That is a very interesting question, and it depends how deep you want to take the inquiry as to what sort of answer you get.
Oliver Caspari gave a good and valid answer at one level.
If you go back to the beginning, evolution is the differential survival of the variants of something that can replicate with some degree of fidelity, in some set of contexts.
It seems very probable that the evolution of life really got under way with RNA molecules, then later DNA got added to the mix.
Since then it has been operating at multiple different levels simultaneously.
So it has the idea of the generation of variants, with some degree of randomness, and differential survival in different contexts.
Whenever there is sufficient threat from external factors that individual replicators can benefit more from cooperating against the external threats than competing with each other, then new levels of complexity can emerge, and every new level of complexity requires sets of attendant strategies to prevent being overwhelmed by cheating strategies. So evolution rapidly becomes a very complex strategic ecosystem at every level.

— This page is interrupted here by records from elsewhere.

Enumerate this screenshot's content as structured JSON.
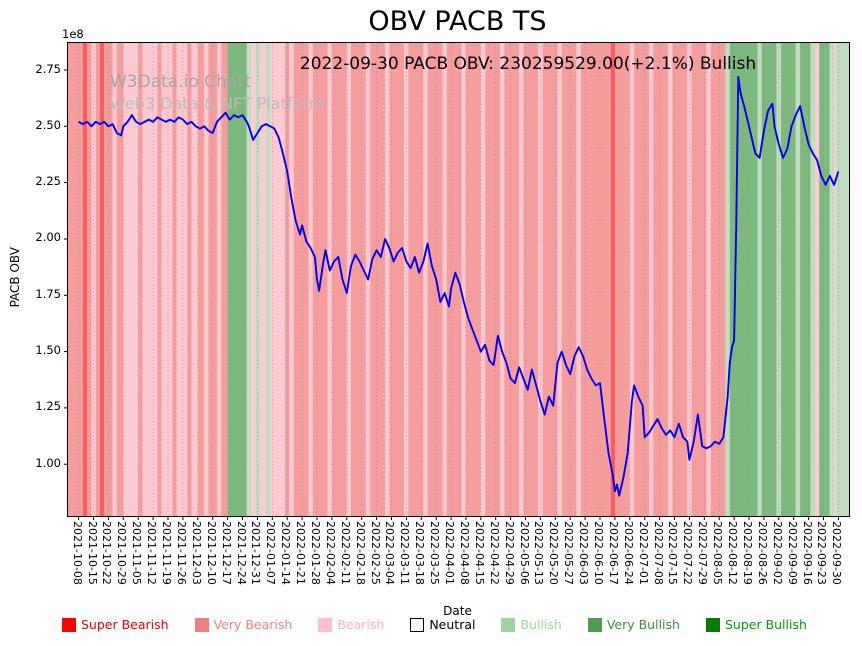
{
  "title": "OBV PACB TS",
  "annotation": "2022-09-30 PACB OBV: 230259529.00(+2.1%) Bullish",
  "watermark": {
    "line1": "W3Data.io Chart",
    "line2": "Web3 Data & NFT Platform"
  },
  "axes": {
    "ylabel": "PACB OBV",
    "xlabel": "Date",
    "offset_label": "1e8"
  },
  "legend": [
    {
      "label": "Super Bearish",
      "color": "#ff0000",
      "text_color": "#e60000"
    },
    {
      "label": "Very Bearish",
      "color": "#f08080",
      "text_color": "#f08080"
    },
    {
      "label": "Bearish",
      "color": "#ffc0cb",
      "text_color": "#ffaebc"
    },
    {
      "label": "Neutral",
      "color": "#ffffff",
      "text_color": "#000000"
    },
    {
      "label": "Bullish",
      "color": "#9fd49f",
      "text_color": "#9fd49f"
    },
    {
      "label": "Very Bullish",
      "color": "#4d9d4d",
      "text_color": "#3c8c3c"
    },
    {
      "label": "Super Bullish",
      "color": "#007d00",
      "text_color": "#0a960a"
    }
  ],
  "chart_data": {
    "type": "line",
    "title": "OBV PACB TS",
    "xlabel": "Date",
    "ylabel": "PACB OBV",
    "y_scale": "1e8",
    "line_color": "#0000ee",
    "grid": "vertical-dotted",
    "xlim": [
      -5,
      362
    ],
    "ylim": [
      0.77,
      2.87
    ],
    "yticks": [
      2.75,
      2.5,
      2.25,
      2.0,
      1.75,
      1.5,
      1.25,
      1.0
    ],
    "xtick_interval_days": 7,
    "xtick_labels": [
      "2021-10-08",
      "2021-10-15",
      "2021-10-22",
      "2021-10-29",
      "2021-11-05",
      "2021-11-12",
      "2021-11-19",
      "2021-11-26",
      "2021-12-03",
      "2021-12-10",
      "2021-12-17",
      "2021-12-24",
      "2021-12-31",
      "2022-01-07",
      "2022-01-14",
      "2022-01-21",
      "2022-01-28",
      "2022-02-04",
      "2022-02-11",
      "2022-02-18",
      "2022-02-25",
      "2022-03-04",
      "2022-03-11",
      "2022-03-18",
      "2022-03-25",
      "2022-04-01",
      "2022-04-08",
      "2022-04-15",
      "2022-04-22",
      "2022-04-29",
      "2022-05-06",
      "2022-05-13",
      "2022-05-20",
      "2022-05-27",
      "2022-06-03",
      "2022-06-10",
      "2022-06-17",
      "2022-06-24",
      "2022-07-01",
      "2022-07-08",
      "2022-07-15",
      "2022-07-22",
      "2022-07-29",
      "2022-08-05",
      "2022-08-12",
      "2022-08-19",
      "2022-08-26",
      "2022-09-02",
      "2022-09-09",
      "2022-09-16",
      "2022-09-23",
      "2022-09-30"
    ],
    "band_colors": {
      "super_bearish": "#ff5a5a",
      "very_bearish": "#f59c9c",
      "bearish": "#fbc9d0",
      "neutral": "#ffffff",
      "bullish": "#c0ddc0",
      "very_bullish": "#7db87d",
      "super_bullish": "#339933"
    },
    "bands": [
      [
        -5,
        2,
        "very_bearish"
      ],
      [
        2,
        4,
        "super_bearish"
      ],
      [
        4,
        6,
        "very_bearish"
      ],
      [
        6,
        8,
        "bearish"
      ],
      [
        8,
        10,
        "very_bearish"
      ],
      [
        10,
        12,
        "super_bearish"
      ],
      [
        12,
        16,
        "very_bearish"
      ],
      [
        16,
        18,
        "bearish"
      ],
      [
        18,
        21,
        "very_bearish"
      ],
      [
        21,
        28,
        "bearish"
      ],
      [
        28,
        30,
        "very_bearish"
      ],
      [
        30,
        37,
        "bearish"
      ],
      [
        37,
        39,
        "very_bearish"
      ],
      [
        39,
        44,
        "bearish"
      ],
      [
        44,
        46,
        "very_bearish"
      ],
      [
        46,
        51,
        "bearish"
      ],
      [
        51,
        53,
        "very_bearish"
      ],
      [
        53,
        56,
        "bearish"
      ],
      [
        56,
        59,
        "very_bearish"
      ],
      [
        59,
        61,
        "bearish"
      ],
      [
        61,
        65,
        "very_bearish"
      ],
      [
        65,
        67,
        "bearish"
      ],
      [
        67,
        70,
        "very_bearish"
      ],
      [
        70,
        79,
        "very_bullish"
      ],
      [
        79,
        81,
        "bullish"
      ],
      [
        81,
        83,
        "bearish"
      ],
      [
        83,
        85,
        "bullish"
      ],
      [
        85,
        88,
        "bearish"
      ],
      [
        88,
        90,
        "bullish"
      ],
      [
        90,
        97,
        "bearish"
      ],
      [
        97,
        99,
        "very_bearish"
      ],
      [
        99,
        101,
        "bearish"
      ],
      [
        101,
        108,
        "very_bearish"
      ],
      [
        108,
        110,
        "bearish"
      ],
      [
        110,
        117,
        "very_bearish"
      ],
      [
        117,
        119,
        "bearish"
      ],
      [
        119,
        126,
        "very_bearish"
      ],
      [
        126,
        128,
        "bearish"
      ],
      [
        128,
        135,
        "very_bearish"
      ],
      [
        135,
        137,
        "bearish"
      ],
      [
        137,
        144,
        "very_bearish"
      ],
      [
        144,
        146,
        "bearish"
      ],
      [
        146,
        153,
        "very_bearish"
      ],
      [
        153,
        155,
        "bearish"
      ],
      [
        155,
        162,
        "very_bearish"
      ],
      [
        162,
        164,
        "bearish"
      ],
      [
        164,
        171,
        "very_bearish"
      ],
      [
        171,
        173,
        "bearish"
      ],
      [
        173,
        180,
        "very_bearish"
      ],
      [
        180,
        182,
        "bearish"
      ],
      [
        182,
        189,
        "very_bearish"
      ],
      [
        189,
        191,
        "bearish"
      ],
      [
        191,
        198,
        "very_bearish"
      ],
      [
        198,
        200,
        "bearish"
      ],
      [
        200,
        207,
        "very_bearish"
      ],
      [
        207,
        209,
        "bearish"
      ],
      [
        209,
        216,
        "very_bearish"
      ],
      [
        216,
        218,
        "bearish"
      ],
      [
        218,
        225,
        "very_bearish"
      ],
      [
        225,
        227,
        "bearish"
      ],
      [
        227,
        234,
        "very_bearish"
      ],
      [
        234,
        236,
        "bearish"
      ],
      [
        236,
        250,
        "very_bearish"
      ],
      [
        250,
        252,
        "super_bearish"
      ],
      [
        252,
        259,
        "very_bearish"
      ],
      [
        259,
        261,
        "bearish"
      ],
      [
        261,
        268,
        "very_bearish"
      ],
      [
        268,
        270,
        "bearish"
      ],
      [
        270,
        277,
        "very_bearish"
      ],
      [
        277,
        279,
        "bearish"
      ],
      [
        279,
        286,
        "very_bearish"
      ],
      [
        286,
        288,
        "bearish"
      ],
      [
        288,
        295,
        "very_bearish"
      ],
      [
        295,
        297,
        "bearish"
      ],
      [
        297,
        304,
        "very_bearish"
      ],
      [
        304,
        306,
        "bullish"
      ],
      [
        306,
        319,
        "very_bullish"
      ],
      [
        319,
        321,
        "bullish"
      ],
      [
        321,
        328,
        "very_bullish"
      ],
      [
        328,
        330,
        "bullish"
      ],
      [
        330,
        337,
        "very_bullish"
      ],
      [
        337,
        339,
        "bullish"
      ],
      [
        339,
        344,
        "very_bullish"
      ],
      [
        344,
        346,
        "bullish"
      ],
      [
        346,
        348,
        "bearish"
      ],
      [
        348,
        353,
        "very_bullish"
      ],
      [
        353,
        355,
        "bullish"
      ],
      [
        355,
        356,
        "bearish"
      ],
      [
        356,
        362,
        "bullish"
      ]
    ],
    "points": [
      [
        0,
        2.52
      ],
      [
        2,
        2.51
      ],
      [
        4,
        2.52
      ],
      [
        6,
        2.5
      ],
      [
        8,
        2.52
      ],
      [
        10,
        2.51
      ],
      [
        12,
        2.52
      ],
      [
        14,
        2.5
      ],
      [
        16,
        2.51
      ],
      [
        18,
        2.47
      ],
      [
        20,
        2.46
      ],
      [
        21,
        2.5
      ],
      [
        23,
        2.52
      ],
      [
        25,
        2.55
      ],
      [
        27,
        2.52
      ],
      [
        29,
        2.51
      ],
      [
        31,
        2.52
      ],
      [
        33,
        2.53
      ],
      [
        35,
        2.52
      ],
      [
        37,
        2.54
      ],
      [
        39,
        2.53
      ],
      [
        41,
        2.52
      ],
      [
        43,
        2.53
      ],
      [
        45,
        2.52
      ],
      [
        47,
        2.54
      ],
      [
        49,
        2.53
      ],
      [
        51,
        2.51
      ],
      [
        53,
        2.52
      ],
      [
        55,
        2.5
      ],
      [
        57,
        2.49
      ],
      [
        59,
        2.5
      ],
      [
        61,
        2.48
      ],
      [
        63,
        2.47
      ],
      [
        65,
        2.52
      ],
      [
        67,
        2.54
      ],
      [
        69,
        2.56
      ],
      [
        71,
        2.53
      ],
      [
        73,
        2.55
      ],
      [
        75,
        2.54
      ],
      [
        77,
        2.55
      ],
      [
        79,
        2.52
      ],
      [
        80,
        2.5
      ],
      [
        82,
        2.44
      ],
      [
        84,
        2.47
      ],
      [
        86,
        2.5
      ],
      [
        88,
        2.51
      ],
      [
        90,
        2.5
      ],
      [
        92,
        2.49
      ],
      [
        94,
        2.45
      ],
      [
        96,
        2.38
      ],
      [
        98,
        2.3
      ],
      [
        100,
        2.18
      ],
      [
        102,
        2.08
      ],
      [
        104,
        2.02
      ],
      [
        105,
        2.06
      ],
      [
        107,
        1.99
      ],
      [
        109,
        1.96
      ],
      [
        111,
        1.92
      ],
      [
        112,
        1.82
      ],
      [
        113,
        1.77
      ],
      [
        115,
        1.9
      ],
      [
        116,
        1.95
      ],
      [
        118,
        1.86
      ],
      [
        120,
        1.9
      ],
      [
        122,
        1.92
      ],
      [
        124,
        1.82
      ],
      [
        126,
        1.76
      ],
      [
        128,
        1.88
      ],
      [
        130,
        1.93
      ],
      [
        132,
        1.9
      ],
      [
        134,
        1.86
      ],
      [
        136,
        1.82
      ],
      [
        138,
        1.91
      ],
      [
        140,
        1.95
      ],
      [
        142,
        1.92
      ],
      [
        144,
        2.0
      ],
      [
        146,
        1.96
      ],
      [
        148,
        1.9
      ],
      [
        150,
        1.94
      ],
      [
        152,
        1.96
      ],
      [
        154,
        1.9
      ],
      [
        156,
        1.87
      ],
      [
        158,
        1.92
      ],
      [
        160,
        1.85
      ],
      [
        162,
        1.9
      ],
      [
        164,
        1.98
      ],
      [
        166,
        1.88
      ],
      [
        168,
        1.82
      ],
      [
        170,
        1.72
      ],
      [
        172,
        1.76
      ],
      [
        174,
        1.7
      ],
      [
        175,
        1.78
      ],
      [
        177,
        1.85
      ],
      [
        179,
        1.8
      ],
      [
        181,
        1.72
      ],
      [
        183,
        1.65
      ],
      [
        185,
        1.6
      ],
      [
        187,
        1.55
      ],
      [
        189,
        1.5
      ],
      [
        191,
        1.53
      ],
      [
        193,
        1.46
      ],
      [
        195,
        1.44
      ],
      [
        197,
        1.57
      ],
      [
        199,
        1.5
      ],
      [
        201,
        1.45
      ],
      [
        203,
        1.38
      ],
      [
        205,
        1.36
      ],
      [
        207,
        1.43
      ],
      [
        209,
        1.38
      ],
      [
        211,
        1.33
      ],
      [
        213,
        1.42
      ],
      [
        215,
        1.35
      ],
      [
        217,
        1.28
      ],
      [
        219,
        1.22
      ],
      [
        221,
        1.3
      ],
      [
        223,
        1.26
      ],
      [
        225,
        1.45
      ],
      [
        227,
        1.5
      ],
      [
        229,
        1.44
      ],
      [
        231,
        1.4
      ],
      [
        233,
        1.48
      ],
      [
        235,
        1.52
      ],
      [
        237,
        1.48
      ],
      [
        239,
        1.42
      ],
      [
        241,
        1.38
      ],
      [
        243,
        1.35
      ],
      [
        245,
        1.36
      ],
      [
        247,
        1.2
      ],
      [
        249,
        1.05
      ],
      [
        251,
        0.95
      ],
      [
        252,
        0.88
      ],
      [
        253,
        0.91
      ],
      [
        254,
        0.86
      ],
      [
        256,
        0.94
      ],
      [
        258,
        1.05
      ],
      [
        260,
        1.28
      ],
      [
        261,
        1.35
      ],
      [
        263,
        1.3
      ],
      [
        265,
        1.26
      ],
      [
        266,
        1.12
      ],
      [
        268,
        1.14
      ],
      [
        270,
        1.17
      ],
      [
        272,
        1.2
      ],
      [
        274,
        1.16
      ],
      [
        276,
        1.13
      ],
      [
        278,
        1.15
      ],
      [
        280,
        1.12
      ],
      [
        282,
        1.18
      ],
      [
        284,
        1.12
      ],
      [
        286,
        1.1
      ],
      [
        287,
        1.02
      ],
      [
        289,
        1.1
      ],
      [
        291,
        1.22
      ],
      [
        293,
        1.08
      ],
      [
        295,
        1.07
      ],
      [
        297,
        1.08
      ],
      [
        299,
        1.1
      ],
      [
        301,
        1.09
      ],
      [
        303,
        1.12
      ],
      [
        305,
        1.3
      ],
      [
        306,
        1.45
      ],
      [
        307,
        1.52
      ],
      [
        308,
        1.55
      ],
      [
        309,
        2.05
      ],
      [
        310,
        2.72
      ],
      [
        311,
        2.65
      ],
      [
        313,
        2.58
      ],
      [
        315,
        2.5
      ],
      [
        317,
        2.42
      ],
      [
        318,
        2.38
      ],
      [
        320,
        2.36
      ],
      [
        322,
        2.48
      ],
      [
        324,
        2.57
      ],
      [
        326,
        2.6
      ],
      [
        327,
        2.5
      ],
      [
        329,
        2.42
      ],
      [
        331,
        2.36
      ],
      [
        333,
        2.4
      ],
      [
        335,
        2.5
      ],
      [
        337,
        2.55
      ],
      [
        339,
        2.59
      ],
      [
        341,
        2.5
      ],
      [
        343,
        2.42
      ],
      [
        345,
        2.38
      ],
      [
        347,
        2.35
      ],
      [
        349,
        2.28
      ],
      [
        351,
        2.24
      ],
      [
        353,
        2.28
      ],
      [
        355,
        2.24
      ],
      [
        357,
        2.3
      ]
    ]
  }
}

As modern human beings we seem to embody about 20 levels of such cooperative complexity. Thus in our case it is much more accurate to say that evolution is essentially about cooperation, rather than about competition, as the role of cooperative systems vastly outweighs the role of competitive systems in our survival both as individuals and as groups.
So back to the learning evolution question more directly.
What is learning?
It could be said to be the generation of pattern capable of being replicated, and the testing of that pattern in some context (either in our internal mental models of reality, or in action in reality itself), and a modification of the likely frequency of that pattern being expressed again (we either reinforce it, or we dampen it down).

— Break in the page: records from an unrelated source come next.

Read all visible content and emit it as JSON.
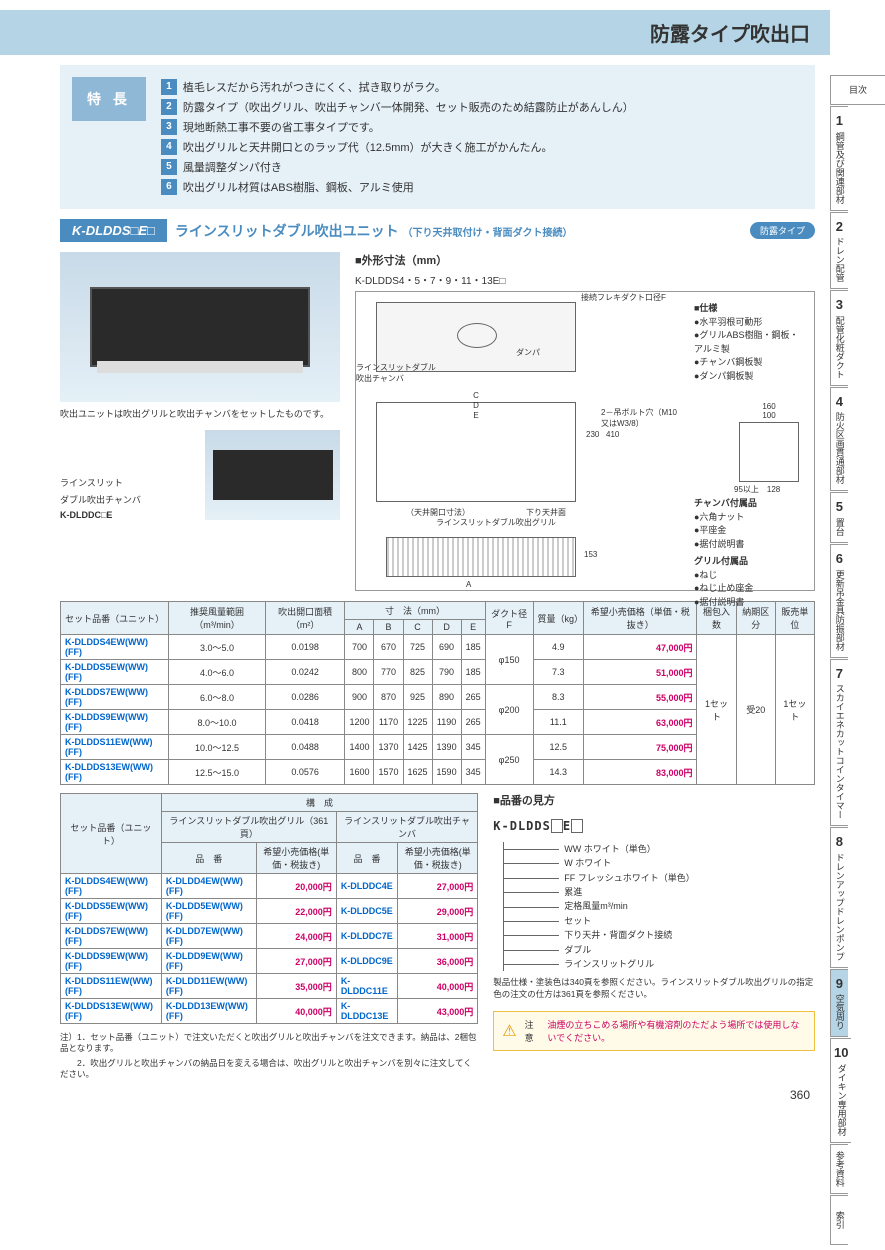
{
  "header_title": "防露タイプ吹出口",
  "page_number": "360",
  "features": {
    "label": "特 長",
    "items": [
      "植毛レスだから汚れがつきにくく、拭き取りがラク。",
      "防露タイプ（吹出グリル、吹出チャンバ一体開発、セット販売のため結露防止があんしん）",
      "現地断熱工事不要の省工事タイプです。",
      "吹出グリルと天井開口とのラップ代（12.5mm）が大きく施工がかんたん。",
      "風量調整ダンパ付き",
      "吹出グリル材質はABS樹脂、鋼板、アルミ使用"
    ]
  },
  "model": {
    "code": "K-DLDDS□E□",
    "title": "ラインスリットダブル吹出ユニット",
    "subtitle": "（下り天井取付け・背面ダクト接続）",
    "badge": "防露タイプ"
  },
  "photo_caption": "吹出ユニットは吹出グリルと吹出チャンバをセットしたものです。",
  "chamber": {
    "label1": "ラインスリット",
    "label2": "ダブル吹出チャンバ",
    "code": "K-DLDDC□E"
  },
  "dimensions": {
    "header": "■外形寸法（mm）",
    "sub": "K-DLDDS4・5・7・9・11・13E□",
    "labels": {
      "duct": "接続フレキダクト口径F",
      "damper": "ダンパ",
      "chamber": "ラインスリットダブル吹出チャンバ",
      "bolt": "2－吊ボルト穴（M10又はW3/8）",
      "ceiling": "（天井開口寸法）",
      "drop": "下り天井面",
      "grill": "ラインスリットダブル吹出グリル"
    }
  },
  "specs": {
    "title": "■仕様",
    "items": [
      "●水平羽根可動形",
      "●グリルABS樹脂・鋼板・アルミ製",
      "●チャンバ鋼板製",
      "●ダンパ鋼板製"
    ],
    "chamber_acc_title": "チャンバ付属品",
    "chamber_acc": [
      "●六角ナット",
      "●平座金",
      "●据付説明書"
    ],
    "grill_acc_title": "グリル付属品",
    "grill_acc": [
      "●ねじ",
      "●ねじ止め座金",
      "●据付説明書"
    ]
  },
  "table1": {
    "headers": {
      "set": "セット品番（ユニット）",
      "flow": "推奨風量範囲（m³/min）",
      "area": "吹出開口面積（m²）",
      "dims": "寸　法（mm）",
      "duct": "ダクト径 F",
      "mass": "質量（kg）",
      "price": "希望小売価格（単価・税抜き）",
      "pack": "梱包入数",
      "delivery": "納期区分",
      "unit": "販売単位"
    },
    "rows": [
      {
        "code": "K-DLDDS4EW(WW)(FF)",
        "flow": "3.0～5.0",
        "area": "0.0198",
        "A": "700",
        "B": "670",
        "C": "725",
        "D": "690",
        "E": "185",
        "duct": "φ150",
        "mass": "4.9",
        "price": "47,000円"
      },
      {
        "code": "K-DLDDS5EW(WW)(FF)",
        "flow": "4.0～6.0",
        "area": "0.0242",
        "A": "800",
        "B": "770",
        "C": "825",
        "D": "790",
        "E": "185",
        "duct": "φ150",
        "mass": "7.3",
        "price": "51,000円"
      },
      {
        "code": "K-DLDDS7EW(WW)(FF)",
        "flow": "6.0～8.0",
        "area": "0.0286",
        "A": "900",
        "B": "870",
        "C": "925",
        "D": "890",
        "E": "265",
        "duct": "φ200",
        "mass": "8.3",
        "price": "55,000円"
      },
      {
        "code": "K-DLDDS9EW(WW)(FF)",
        "flow": "8.0～10.0",
        "area": "0.0418",
        "A": "1200",
        "B": "1170",
        "C": "1225",
        "D": "1190",
        "E": "265",
        "duct": "φ200",
        "mass": "11.1",
        "price": "63,000円"
      },
      {
        "code": "K-DLDDS11EW(WW)(FF)",
        "flow": "10.0～12.5",
        "area": "0.0488",
        "A": "1400",
        "B": "1370",
        "C": "1425",
        "D": "1390",
        "E": "345",
        "duct": "φ250",
        "mass": "12.5",
        "price": "75,000円"
      },
      {
        "code": "K-DLDDS13EW(WW)(FF)",
        "flow": "12.5～15.0",
        "area": "0.0576",
        "A": "1600",
        "B": "1570",
        "C": "1625",
        "D": "1590",
        "E": "345",
        "duct": "φ250",
        "mass": "14.3",
        "price": "83,000円"
      }
    ],
    "pack_val": "1セット",
    "delivery_val": "受20",
    "unit_val": "1セット"
  },
  "table2": {
    "headers": {
      "set": "セット品番（ユニット）",
      "comp": "構　成",
      "grill": "ラインスリットダブル吹出グリル（361頁）",
      "chamber": "ラインスリットダブル吹出チャンバ",
      "code": "品　番",
      "price": "希望小売価格(単価・税抜き)"
    },
    "rows": [
      {
        "set": "K-DLDDS4EW(WW)(FF)",
        "gcode": "K-DLDD4EW(WW)(FF)",
        "gprice": "20,000円",
        "ccode": "K-DLDDC4E",
        "cprice": "27,000円"
      },
      {
        "set": "K-DLDDS5EW(WW)(FF)",
        "gcode": "K-DLDD5EW(WW)(FF)",
        "gprice": "22,000円",
        "ccode": "K-DLDDC5E",
        "cprice": "29,000円"
      },
      {
        "set": "K-DLDDS7EW(WW)(FF)",
        "gcode": "K-DLDD7EW(WW)(FF)",
        "gprice": "24,000円",
        "ccode": "K-DLDDC7E",
        "cprice": "31,000円"
      },
      {
        "set": "K-DLDDS9EW(WW)(FF)",
        "gcode": "K-DLDD9EW(WW)(FF)",
        "gprice": "27,000円",
        "ccode": "K-DLDDC9E",
        "cprice": "36,000円"
      },
      {
        "set": "K-DLDDS11EW(WW)(FF)",
        "gcode": "K-DLDD11EW(WW)(FF)",
        "gprice": "35,000円",
        "ccode": "K-DLDDC11E",
        "cprice": "40,000円"
      },
      {
        "set": "K-DLDDS13EW(WW)(FF)",
        "gcode": "K-DLDD13EW(WW)(FF)",
        "gprice": "40,000円",
        "ccode": "K-DLDDC13E",
        "cprice": "43,000円"
      }
    ]
  },
  "footnotes": [
    "注）1．セット品番（ユニット）で注文いただくと吹出グリルと吹出チャンバを注文できます。納品は、2梱包品となります。",
    "　　2．吹出グリルと吹出チャンバの納品日を変える場合は、吹出グリルと吹出チャンバを別々に注文してください。"
  ],
  "part_number": {
    "title": "■品番の見方",
    "code": "K-DLDDS□E□",
    "items": [
      "WW ホワイト（単色）",
      "W ホワイト",
      "FF フレッシュホワイト（単色）",
      "累進",
      "定格風量m³/min",
      "セット",
      "下り天井・背面ダクト接続",
      "ダブル",
      "ラインスリットグリル"
    ]
  },
  "note_ref": "製品仕様・塗装色は340頁を参照ください。ラインスリットダブル吹出グリルの指定色の注文の仕方は361頁を参照ください。",
  "warning": {
    "label": "注意",
    "text": "油煙の立ちこめる場所や有機溶剤のただよう場所では使用しないでください。"
  },
  "side_tabs": [
    {
      "num": "",
      "label": "目次"
    },
    {
      "num": "1",
      "label": "鋼管及び関連部材"
    },
    {
      "num": "2",
      "label": "ドレン配管"
    },
    {
      "num": "3",
      "label": "配管化粧ダクト"
    },
    {
      "num": "4",
      "label": "防火区画貫通部材"
    },
    {
      "num": "5",
      "label": "置台"
    },
    {
      "num": "6",
      "label": "更新吊金具防振部材"
    },
    {
      "num": "7",
      "label": "スカイエネカットコインタイマー"
    },
    {
      "num": "8",
      "label": "ドレンアップドレンポンプ"
    },
    {
      "num": "9",
      "label": "空気周り",
      "active": true
    },
    {
      "num": "10",
      "label": "ダイキン専用部材"
    },
    {
      "num": "",
      "label": "参考資料"
    },
    {
      "num": "",
      "label": "索引"
    }
  ]
}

So there is a sense in which learning can be thought of as high speed evolution of mimetic entities in some mix of intellectual and physical environments.
The more abstractly one defines it, the more recursive the notion becomes.
And evolution has been dealing with variations of “the halting problem” for a very long time, so we all have different sorts of mechanisms that prevent us from eternally chasing our intellectual “tails” down some recursive loop (in some people those mechanisms are so well developed that even a single loop is unlikely, in other people hunger and sleep deprivation will eventually drag them back some hours or days later).
So when one looks very closely at evolution, and at the factors that influence both the frequency and the cause of variation, then it becomes a very interesting picture indeed.
There is always some optimal rate of variation, that is always a balance between sufficient fidelity to maintain the levels of complexity already present, and sufficient novelty to cope with the variations in reality that inevitably happen from time to time. And that can get very complex with both directed and random sources of variation in different mixes in different contexts. And in this context I find something that emerged from database theory about a decade ago very interesting, that for a fully loaded processor, the most efficient possible search is the fully random search. And that throws up all sort of secondary issues as to how, with all our many levels of biases, we might approximate randomness. And this should give you some idea as to how complex it can get.
If you dig deep enough into everything about us, it all seems to come back to the differential survival of variants in some level of context; and there does not appear to be any end to the number of levels simultaneously possible.
And we all need to survive – every level.
Learning appears to be high level evolution; and evolution always embodies levels of complexity before any of the systems become conscious of such embodiment (there is no logical alternative – we are the result of such systems, not their cause, even as, with diligent practice, we become cause in the matter of our own form, at least to the degree that we do).